La cosa grandiosa di questo approccio graduale è che come ricercatori siamo in grado di sviluppare rapporti e relazioni con i partecipanti. Mentre attraversano le attività di ricerca nel tempo, sono in grado di riflettere e darci risposte più approfondite sulle loro motivazioni e storia di vita personale.

Per concludere, gli archetipi comportamentali sono uno strumento utile per aiutare a promuovere una strategia incentrata sul cliente all'interno di un'organizzazione incentrata sul prodotto, in quanto ricordano a tutti all'interno dell'azienda chi sono i loro clienti - fungendo da guida decisionale su ciò che i clienti sono probabili fanno, si sentono, si aspettano e come è probabile che rispondano.

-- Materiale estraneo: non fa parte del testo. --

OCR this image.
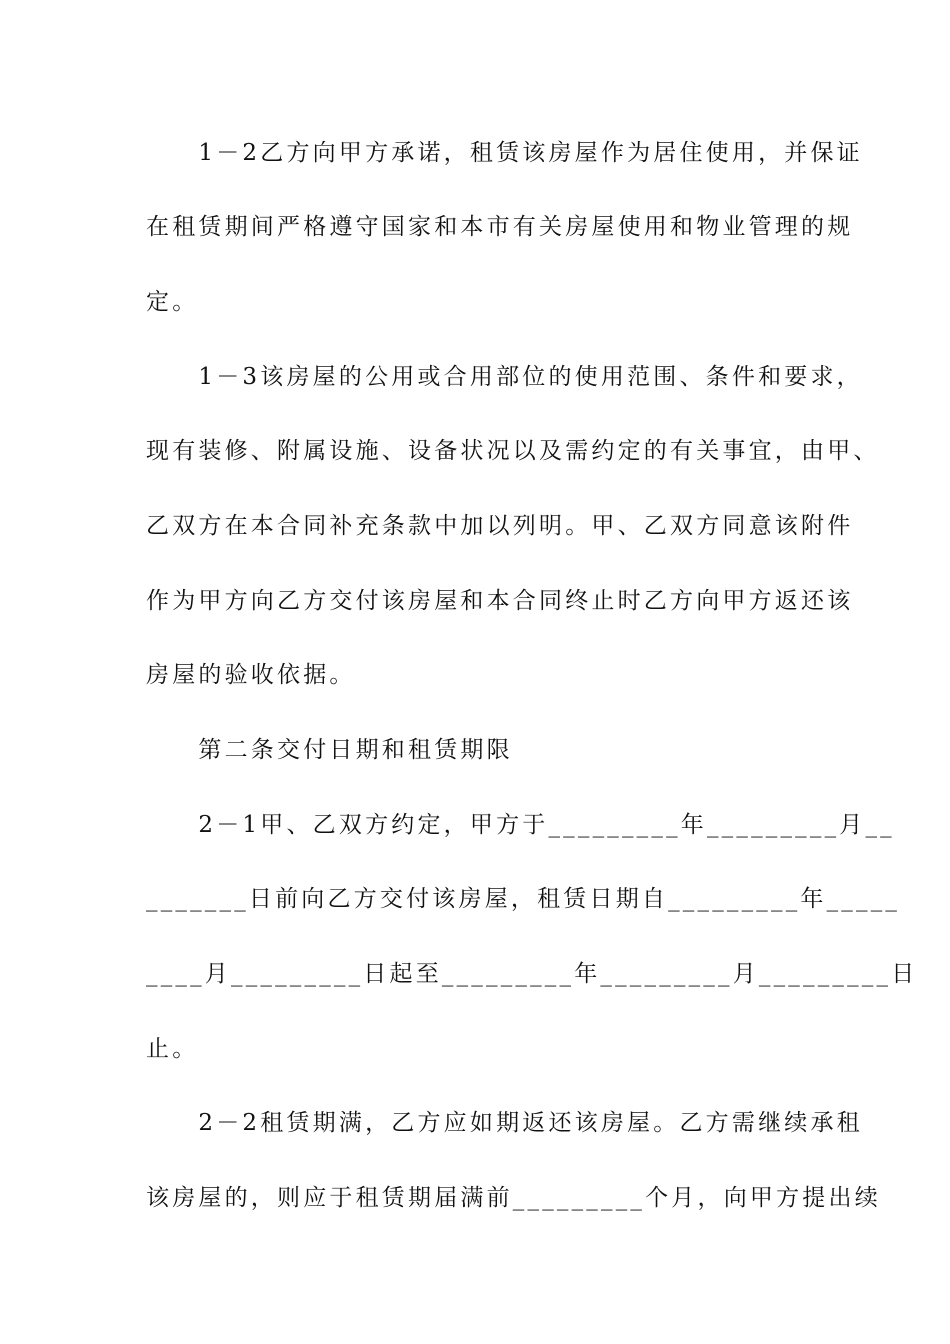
　　1－2乙方向甲方承诺，租赁该房屋作为居住使用，并保证
在租赁期间严格遵守国家和本市有关房屋使用和物业管理的规
定。
　　1－3该房屋的公用或合用部位的使用范围、条件和要求，
现有装修、附属设施、设备状况以及需约定的有关事宜，由甲、
乙双方在本合同补充条款中加以列明。甲、乙双方同意该附件
作为甲方向乙方交付该房屋和本合同终止时乙方向甲方返还该
房屋的验收依据。
　　第二条交付日期和租赁期限
　　2－1甲、乙双方约定，甲方于_________年_________月__
_______日前向乙方交付该房屋，租赁日期自_________年_____
____月_________日起至_________年_________月_________日
止。
　　2－2租赁期满，乙方应如期返还该房屋。乙方需继续承租
该房屋的，则应于租赁期届满前_________个月，向甲方提出续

Quindi, come determinare l'approccio "persona" giusto per un progetto?

A partire dal porre queste domande:

  • Qual è il tipo di progetto? Le persone verranno utilizzate internamente dal team di progettazione o esternamente dalle parti interessate del cliente?
  • Stiamo creando persone per rappresentare un pubblico target per un nuovo servizio? O stiamo modellando i comportamenti dei clienti esistenti all'interno di un servizio attuale?
  • Cosa dobbiamo sapere in modo specifico sui clienti per informare sui risultati del progetto? Con chi dobbiamo parlare, per ottenere le informazioni di cui abbiamo bisogno?
  • Quali sono i metodi più adatti per ottenere queste informazioni: interviste contro sondaggi, studi di diario e ricerche di guerriglia?

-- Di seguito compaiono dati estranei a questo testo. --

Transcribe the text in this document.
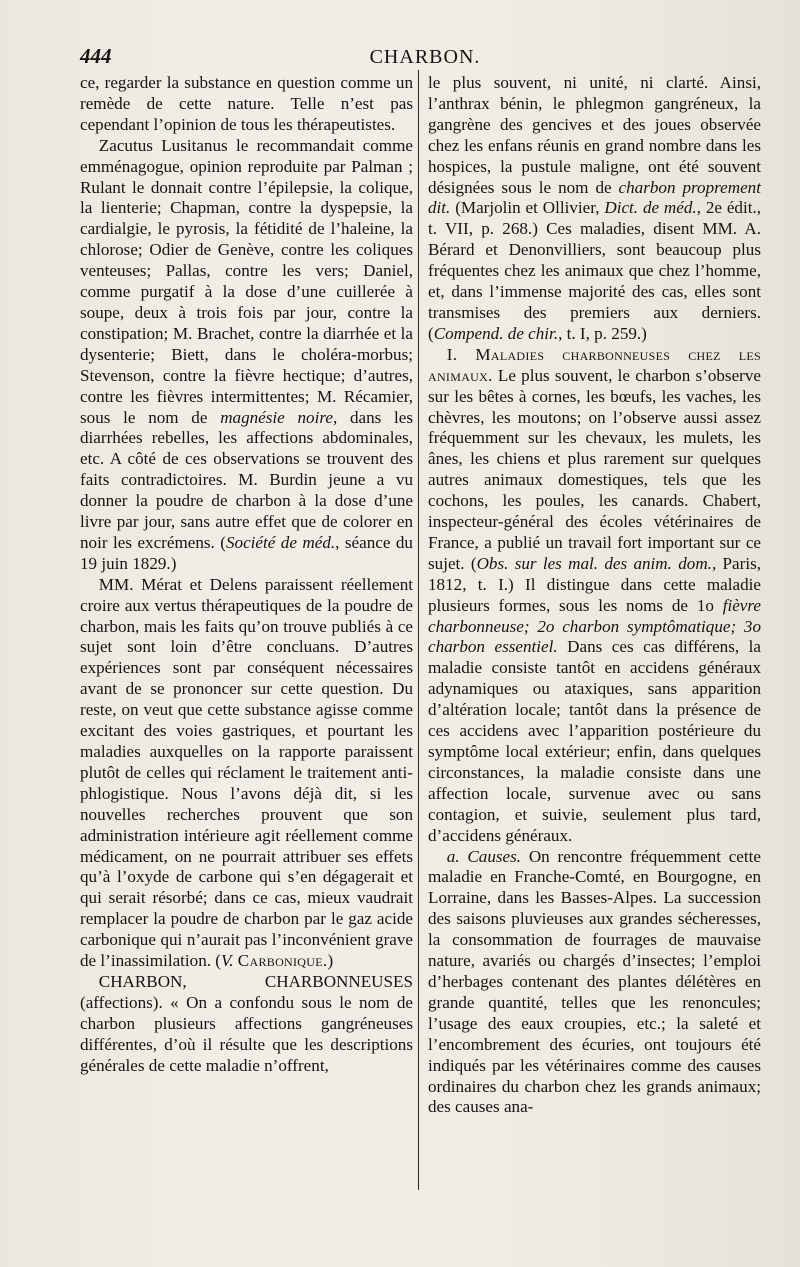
444	CHARBON.

ce, regarder la substance en question comme un remède de cette nature. Telle n’est pas cependant l’opinion de tous les thérapeutistes.

Zacutus Lusitanus le recommandait comme emménagogue, opinion reproduite par Palman ; Rulant le donnait contre l’épilepsie, la colique, la lienterie; Chapman, contre la dyspepsie, la cardialgie, le pyrosis, la fétidité de l’haleine, la chlorose; Odier de Genève, contre les coliques venteuses; Pallas, contre les vers; Daniel, comme purgatif à la dose d’une cuillerée à soupe, deux à trois fois par jour, contre la constipation; M. Brachet, contre la diarrhée et la dysenterie; Biett, dans le choléra-morbus; Stevenson, contre la fièvre hectique; d’autres, contre les fièvres intermittentes; M. Récamier, sous le nom de magnésie noire, dans les diarrhées rebelles, les affections abdominales, etc. A côté de ces observations se trouvent des faits contradictoires. M. Burdin jeune a vu donner la poudre de charbon à la dose d’une livre par jour, sans autre effet que de colorer en noir les excrémens. (Société de méd., séance du 19 juin 1829.)

MM. Mérat et Delens paraissent réellement croire aux vertus thérapeutiques de la poudre de charbon, mais les faits qu’on trouve publiés à ce sujet sont loin d’être concluans. D’autres expériences sont par conséquent nécessaires avant de se prononcer sur cette question. Du reste, on veut que cette substance agisse comme excitant des voies gastriques, et pourtant les maladies auxquelles on la rapporte paraissent plutôt de celles qui réclament le traitement anti-phlogistique. Nous l’avons déjà dit, si les nouvelles recherches prouvent que son administration intérieure agit réellement comme médicament, on ne pourrait attribuer ses effets qu’à l’oxyde de carbone qui s’en dégagerait et qui serait résorbé; dans ce cas, mieux vaudrait remplacer la poudre de charbon par le gaz acide carbonique qui n’aurait pas l’inconvénient grave de l’inassimilation. (V. Carbonique.)

CHARBON, CHARBONNEUSES (affections). « On a confondu sous le nom de charbon plusieurs affections gangréneuses différentes, d’où il résulte que les descriptions générales de cette maladie n’offrent,

le plus souvent, ni unité, ni clarté. Ainsi, l’anthrax bénin, le phlegmon gangréneux, la gangrène des gencives et des joues observée chez les enfans réunis en grand nombre dans les hospices, la pustule maligne, ont été souvent désignées sous le nom de charbon proprement dit. (Marjolin et Ollivier, Dict. de méd., 2e édit., t. VII, p. 268.) Ces maladies, disent MM. A. Bérard et Denonvilliers, sont beaucoup plus fréquentes chez les animaux que chez l’homme, et, dans l’immense majorité des cas, elles sont transmises des premiers aux derniers. (Compend. de chir., t. I, p. 259.)

I. Maladies charbonneuses chez les animaux. Le plus souvent, le charbon s’observe sur les bêtes à cornes, les bœufs, les vaches, les chèvres, les moutons; on l’observe aussi assez fréquemment sur les chevaux, les mulets, les ânes, les chiens et plus rarement sur quelques autres animaux domestiques, tels que les cochons, les poules, les canards. Chabert, inspecteur-général des écoles vétérinaires de France, a publié un travail fort important sur ce sujet. (Obs. sur les mal. des anim. dom., Paris, 1812, t. I.) Il distingue dans cette maladie plusieurs formes, sous les noms de 1o fièvre charbonneuse; 2o charbon symptômatique; 3o charbon essentiel. Dans ces cas différens, la maladie consiste tantôt en accidens généraux adynamiques ou ataxiques, sans apparition d’altération locale; tantôt dans la présence de ces accidens avec l’apparition postérieure du symptôme local extérieur; enfin, dans quelques circonstances, la maladie consiste dans une affection locale, survenue avec ou sans contagion, et suivie, seulement plus tard, d’accidens généraux.

a. Causes. On rencontre fréquemment cette maladie en Franche-Comté, en Bourgogne, en Lorraine, dans les Basses-Alpes. La succession des saisons pluvieuses aux grandes sécheresses, la consommation de fourrages de mauvaise nature, avariés ou chargés d’insectes; l’emploi d’herbages contenant des plantes délétères en grande quantité, telles que les renoncules; l’usage des eaux croupies, etc.; la saleté et l’encombrement des écuries, ont toujours été indiqués par les vétérinaires comme des causes ordinaires du charbon chez les grands animaux; des causes ana-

Queste sono guide che stiamo aggiornando continuamente con i nostri apprendimenti da ciascun progetto. La cosa principale da tenere a mente è che i personaggi o gli archetipi comportamentali sono uno strumento di orientamento decisionale e, come tali, devono essere adattati a ciascun progetto in questione. Continueremo ad aggiornare su nuovi approcci e condividendo il modo in cui mettiamo il cliente reale nella stanza con i decisori.